Kepala Pusperjakum Setjen DPD RI, Sanherif Sojuangon Hutagaol mengatakan, kualitas mengalami variasi signifikan antarprovinsi meski pendidikan dasar di Indonesia hampir universal.
Sangerif menekankan peran DPD RI memastikan harmonisasi aturan agar tidak terjadi tumpang tindih.
“DPD RI sebagai organ negara yang memiliki mandat konstitusional, melakukan pemantauan dan evaluasi terhadap raperda. Perda berkepentingan memastikan regulasi pendidikan di daerah tersusun secara harmonis, efektif, dan tidak tumpang tindih,” ungkap Sanherif.
Pakar Hukum Tata Negara, Hestu Cipto Handoyo, mengatakan di tengah disrupsi teknologi dan perkembangan artificial intelligence, pendidikan mengalami tantangan menjaga nilai dan pembentukan karakter.
“Perlu ada kurikulum integratif yang menggabungkan nilai, budaya dan teknologi. Sehingga pemanfaatan teknologi tersebut berbasis nilai, bukan sekadar efisiensi,” ujarnya.
Zonasi jadi Isu Penting Setiap Tahun
Anggota Ombudsman DIY, Abdullah Abidin, mengatakan permasalahan zonasi menjadi isu yang sering muncul di DIY.
Persoalan daya tampung sekolah negeri yang terbatas menjadi masalah setiap tahun.

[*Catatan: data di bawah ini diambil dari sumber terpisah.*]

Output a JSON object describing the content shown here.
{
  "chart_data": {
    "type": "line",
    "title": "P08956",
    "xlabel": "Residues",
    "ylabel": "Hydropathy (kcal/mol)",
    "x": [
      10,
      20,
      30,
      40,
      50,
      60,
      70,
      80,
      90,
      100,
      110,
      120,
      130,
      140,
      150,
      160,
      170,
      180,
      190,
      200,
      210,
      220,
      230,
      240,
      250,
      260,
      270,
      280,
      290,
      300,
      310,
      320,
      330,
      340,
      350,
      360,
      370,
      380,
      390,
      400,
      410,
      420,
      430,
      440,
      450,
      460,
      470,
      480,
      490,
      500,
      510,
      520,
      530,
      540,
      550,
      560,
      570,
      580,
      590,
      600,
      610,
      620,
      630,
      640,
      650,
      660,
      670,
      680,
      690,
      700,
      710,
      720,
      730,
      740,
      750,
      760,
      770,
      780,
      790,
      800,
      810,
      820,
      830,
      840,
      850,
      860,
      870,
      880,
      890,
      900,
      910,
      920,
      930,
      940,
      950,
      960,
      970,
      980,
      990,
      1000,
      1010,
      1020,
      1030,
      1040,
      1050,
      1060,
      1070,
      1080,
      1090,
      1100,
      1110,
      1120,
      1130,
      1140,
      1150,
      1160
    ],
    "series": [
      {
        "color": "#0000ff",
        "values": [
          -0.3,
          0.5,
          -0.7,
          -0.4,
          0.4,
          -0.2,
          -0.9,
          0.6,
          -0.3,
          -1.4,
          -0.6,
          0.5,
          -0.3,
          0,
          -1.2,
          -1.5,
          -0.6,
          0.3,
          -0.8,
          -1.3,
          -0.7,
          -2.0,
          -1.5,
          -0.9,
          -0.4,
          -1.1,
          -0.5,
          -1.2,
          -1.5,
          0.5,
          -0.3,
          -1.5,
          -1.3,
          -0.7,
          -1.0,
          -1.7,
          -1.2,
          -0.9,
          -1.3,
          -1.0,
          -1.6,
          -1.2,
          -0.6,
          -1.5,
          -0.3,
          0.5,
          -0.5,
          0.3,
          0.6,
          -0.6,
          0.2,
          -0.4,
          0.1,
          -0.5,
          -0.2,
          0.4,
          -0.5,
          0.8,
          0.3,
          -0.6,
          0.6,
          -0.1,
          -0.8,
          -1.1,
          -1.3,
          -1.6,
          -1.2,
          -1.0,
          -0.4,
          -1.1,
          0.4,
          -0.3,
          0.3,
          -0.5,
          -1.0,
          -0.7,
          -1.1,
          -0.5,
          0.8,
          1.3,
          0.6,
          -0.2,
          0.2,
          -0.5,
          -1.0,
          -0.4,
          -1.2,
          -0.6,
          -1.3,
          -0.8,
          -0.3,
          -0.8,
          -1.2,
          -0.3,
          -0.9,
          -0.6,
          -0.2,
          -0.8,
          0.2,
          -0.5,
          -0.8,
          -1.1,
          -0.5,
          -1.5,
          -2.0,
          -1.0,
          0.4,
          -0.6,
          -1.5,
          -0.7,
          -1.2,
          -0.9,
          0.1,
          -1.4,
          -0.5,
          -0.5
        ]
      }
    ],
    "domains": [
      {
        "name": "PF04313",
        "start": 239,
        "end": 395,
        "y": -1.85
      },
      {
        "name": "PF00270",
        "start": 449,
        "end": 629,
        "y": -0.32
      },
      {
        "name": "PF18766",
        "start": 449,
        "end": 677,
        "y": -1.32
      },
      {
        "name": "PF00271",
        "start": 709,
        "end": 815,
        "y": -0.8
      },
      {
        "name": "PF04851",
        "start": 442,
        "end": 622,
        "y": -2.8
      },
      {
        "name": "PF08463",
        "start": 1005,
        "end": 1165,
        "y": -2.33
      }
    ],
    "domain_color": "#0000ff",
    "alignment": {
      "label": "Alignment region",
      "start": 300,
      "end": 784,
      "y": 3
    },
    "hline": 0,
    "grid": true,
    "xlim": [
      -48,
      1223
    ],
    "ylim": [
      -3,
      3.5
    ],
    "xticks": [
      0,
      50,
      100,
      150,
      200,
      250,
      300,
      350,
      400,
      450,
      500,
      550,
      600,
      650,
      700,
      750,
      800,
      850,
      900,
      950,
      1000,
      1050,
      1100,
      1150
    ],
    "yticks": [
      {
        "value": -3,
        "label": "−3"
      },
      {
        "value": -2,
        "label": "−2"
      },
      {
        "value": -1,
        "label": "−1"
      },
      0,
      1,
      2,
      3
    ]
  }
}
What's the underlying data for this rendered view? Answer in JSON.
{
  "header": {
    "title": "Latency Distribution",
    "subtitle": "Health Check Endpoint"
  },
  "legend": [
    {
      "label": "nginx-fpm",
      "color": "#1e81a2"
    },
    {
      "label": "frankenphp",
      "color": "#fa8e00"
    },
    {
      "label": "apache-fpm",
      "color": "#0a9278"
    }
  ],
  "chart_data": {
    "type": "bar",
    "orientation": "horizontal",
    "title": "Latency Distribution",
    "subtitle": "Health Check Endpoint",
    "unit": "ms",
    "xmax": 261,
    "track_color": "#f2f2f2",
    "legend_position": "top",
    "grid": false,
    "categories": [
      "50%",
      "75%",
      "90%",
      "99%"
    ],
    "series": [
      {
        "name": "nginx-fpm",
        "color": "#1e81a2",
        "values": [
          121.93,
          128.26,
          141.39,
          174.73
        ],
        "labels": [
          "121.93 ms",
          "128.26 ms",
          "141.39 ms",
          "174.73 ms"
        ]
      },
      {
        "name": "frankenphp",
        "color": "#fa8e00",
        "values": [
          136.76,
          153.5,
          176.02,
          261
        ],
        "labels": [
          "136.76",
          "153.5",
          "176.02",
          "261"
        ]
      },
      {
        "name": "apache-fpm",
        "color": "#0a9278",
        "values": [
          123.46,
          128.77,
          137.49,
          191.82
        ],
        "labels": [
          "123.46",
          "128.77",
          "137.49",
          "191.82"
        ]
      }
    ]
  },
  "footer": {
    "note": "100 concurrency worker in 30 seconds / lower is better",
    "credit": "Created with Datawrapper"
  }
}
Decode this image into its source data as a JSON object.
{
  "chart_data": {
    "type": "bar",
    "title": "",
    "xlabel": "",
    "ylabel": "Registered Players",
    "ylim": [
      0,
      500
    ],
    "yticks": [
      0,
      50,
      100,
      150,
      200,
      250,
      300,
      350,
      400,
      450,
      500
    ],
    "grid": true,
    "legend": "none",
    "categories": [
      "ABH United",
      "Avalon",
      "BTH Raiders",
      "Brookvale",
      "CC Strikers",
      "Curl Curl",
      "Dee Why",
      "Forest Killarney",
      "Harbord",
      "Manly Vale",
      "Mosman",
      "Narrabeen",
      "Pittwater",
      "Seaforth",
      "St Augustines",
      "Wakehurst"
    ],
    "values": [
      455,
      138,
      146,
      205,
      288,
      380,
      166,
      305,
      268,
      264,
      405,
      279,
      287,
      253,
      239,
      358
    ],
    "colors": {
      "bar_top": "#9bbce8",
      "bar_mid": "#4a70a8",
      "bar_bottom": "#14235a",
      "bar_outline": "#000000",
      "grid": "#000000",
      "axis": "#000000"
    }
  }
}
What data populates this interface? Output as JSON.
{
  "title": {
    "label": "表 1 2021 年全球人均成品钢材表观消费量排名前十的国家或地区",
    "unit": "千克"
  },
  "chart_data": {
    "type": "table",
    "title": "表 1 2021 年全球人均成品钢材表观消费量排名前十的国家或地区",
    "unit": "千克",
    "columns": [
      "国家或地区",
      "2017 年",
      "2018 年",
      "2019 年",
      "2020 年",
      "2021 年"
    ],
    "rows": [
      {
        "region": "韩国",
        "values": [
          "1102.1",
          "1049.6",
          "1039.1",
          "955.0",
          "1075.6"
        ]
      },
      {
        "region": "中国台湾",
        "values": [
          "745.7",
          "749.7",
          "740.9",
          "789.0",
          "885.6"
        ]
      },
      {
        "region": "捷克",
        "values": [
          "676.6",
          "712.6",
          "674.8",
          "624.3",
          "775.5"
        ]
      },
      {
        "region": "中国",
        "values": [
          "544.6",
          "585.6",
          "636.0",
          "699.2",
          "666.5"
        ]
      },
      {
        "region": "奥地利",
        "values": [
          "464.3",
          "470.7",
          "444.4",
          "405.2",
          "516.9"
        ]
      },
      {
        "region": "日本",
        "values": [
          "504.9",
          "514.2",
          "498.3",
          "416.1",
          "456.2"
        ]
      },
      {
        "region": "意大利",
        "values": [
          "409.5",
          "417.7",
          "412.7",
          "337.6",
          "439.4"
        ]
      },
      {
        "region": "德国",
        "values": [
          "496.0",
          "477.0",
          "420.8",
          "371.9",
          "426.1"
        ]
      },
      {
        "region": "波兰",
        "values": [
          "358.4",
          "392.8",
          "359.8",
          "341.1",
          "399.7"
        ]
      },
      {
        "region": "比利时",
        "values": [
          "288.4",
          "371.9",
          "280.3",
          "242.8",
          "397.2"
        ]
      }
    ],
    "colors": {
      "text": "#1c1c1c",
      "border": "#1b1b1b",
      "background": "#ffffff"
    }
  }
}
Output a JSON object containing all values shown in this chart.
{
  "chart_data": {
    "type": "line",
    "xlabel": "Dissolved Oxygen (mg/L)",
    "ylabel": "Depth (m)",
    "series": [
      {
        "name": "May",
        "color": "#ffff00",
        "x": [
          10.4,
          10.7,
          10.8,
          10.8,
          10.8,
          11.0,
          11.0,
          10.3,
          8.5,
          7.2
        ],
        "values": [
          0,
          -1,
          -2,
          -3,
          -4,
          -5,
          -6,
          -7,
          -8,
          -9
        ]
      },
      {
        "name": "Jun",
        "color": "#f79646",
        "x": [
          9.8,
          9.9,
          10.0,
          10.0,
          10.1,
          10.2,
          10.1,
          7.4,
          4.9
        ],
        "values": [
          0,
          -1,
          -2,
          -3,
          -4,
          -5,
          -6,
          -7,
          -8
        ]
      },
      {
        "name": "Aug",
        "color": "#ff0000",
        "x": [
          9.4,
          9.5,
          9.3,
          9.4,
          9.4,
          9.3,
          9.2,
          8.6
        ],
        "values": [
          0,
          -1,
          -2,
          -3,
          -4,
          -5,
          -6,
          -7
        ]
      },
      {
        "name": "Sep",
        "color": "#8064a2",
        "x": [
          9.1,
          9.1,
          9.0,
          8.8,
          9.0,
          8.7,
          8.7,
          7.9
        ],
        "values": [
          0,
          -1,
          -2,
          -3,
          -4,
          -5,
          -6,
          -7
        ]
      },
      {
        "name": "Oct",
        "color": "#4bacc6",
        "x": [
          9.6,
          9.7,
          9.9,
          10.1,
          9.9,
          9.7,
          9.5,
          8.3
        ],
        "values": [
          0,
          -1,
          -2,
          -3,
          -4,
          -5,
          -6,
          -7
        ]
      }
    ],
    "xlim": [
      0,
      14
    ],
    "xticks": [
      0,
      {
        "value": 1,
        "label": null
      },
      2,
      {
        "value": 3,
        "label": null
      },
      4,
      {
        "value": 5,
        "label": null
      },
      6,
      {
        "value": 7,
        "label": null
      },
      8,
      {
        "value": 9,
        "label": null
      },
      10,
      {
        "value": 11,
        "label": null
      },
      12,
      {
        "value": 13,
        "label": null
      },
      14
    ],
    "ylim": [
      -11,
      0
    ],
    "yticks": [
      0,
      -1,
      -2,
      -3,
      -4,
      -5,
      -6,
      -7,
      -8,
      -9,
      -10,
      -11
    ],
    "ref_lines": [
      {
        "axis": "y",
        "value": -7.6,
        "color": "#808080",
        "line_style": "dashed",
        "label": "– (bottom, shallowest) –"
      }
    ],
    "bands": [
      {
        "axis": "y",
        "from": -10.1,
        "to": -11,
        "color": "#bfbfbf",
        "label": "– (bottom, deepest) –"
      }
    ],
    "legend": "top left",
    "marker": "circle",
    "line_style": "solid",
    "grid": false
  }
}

Sementara minat masyarakat terhadap sekolah tertentu sangat tinggi.
Masih terdapat persepsi kualitas sekolah belum merata, sehingga mendorong manipulasi domisili.
“Ini menunjukkan tujuan pemerataan belum sepenuhnya tercapai,” kata Abdullah.
Tukiman dari Dinas Pendidikan Pemuda dan Olahraga DIY mengatakan perbaikan SPMB terus dilakukan.
Tahun depan, Disdikpora DIY menerapkan prinsip dasar penyelenggaraan SPMB yang berintegritas, objektif, adil, transparan, tidak diskriminatif dan akuntabel.
Usai FGD, dilanjutkan kunjungan ke Sekolah Rakyat Menengah Atas (SRMA) 19 Bantul di Sonosewu, Ngestiharjo, Kasihan, Bantul.
Bertujuan melihat langsung implementasi model pendidikan alternatif bagi anak-anak dari keluarga rentan sosial-ekonomi, serta melakukan verifikasi atas kendala infrastruktur dan status izin operasional yang selama ini menjadi aspirasi penyelenggara pendidikan non-formal di wilayah tersebut.
Output FGD dan kunjungan lapangan akan menjadi materi rekomendasi kebijakan bagi Badan Urusan Legislasi Daerah (BULD) DPD RI untuk guna memperkuat kualitas regulasi daerah, dan meningkatkan efektivitas penyelenggaraan pendidikan di daerah. (*)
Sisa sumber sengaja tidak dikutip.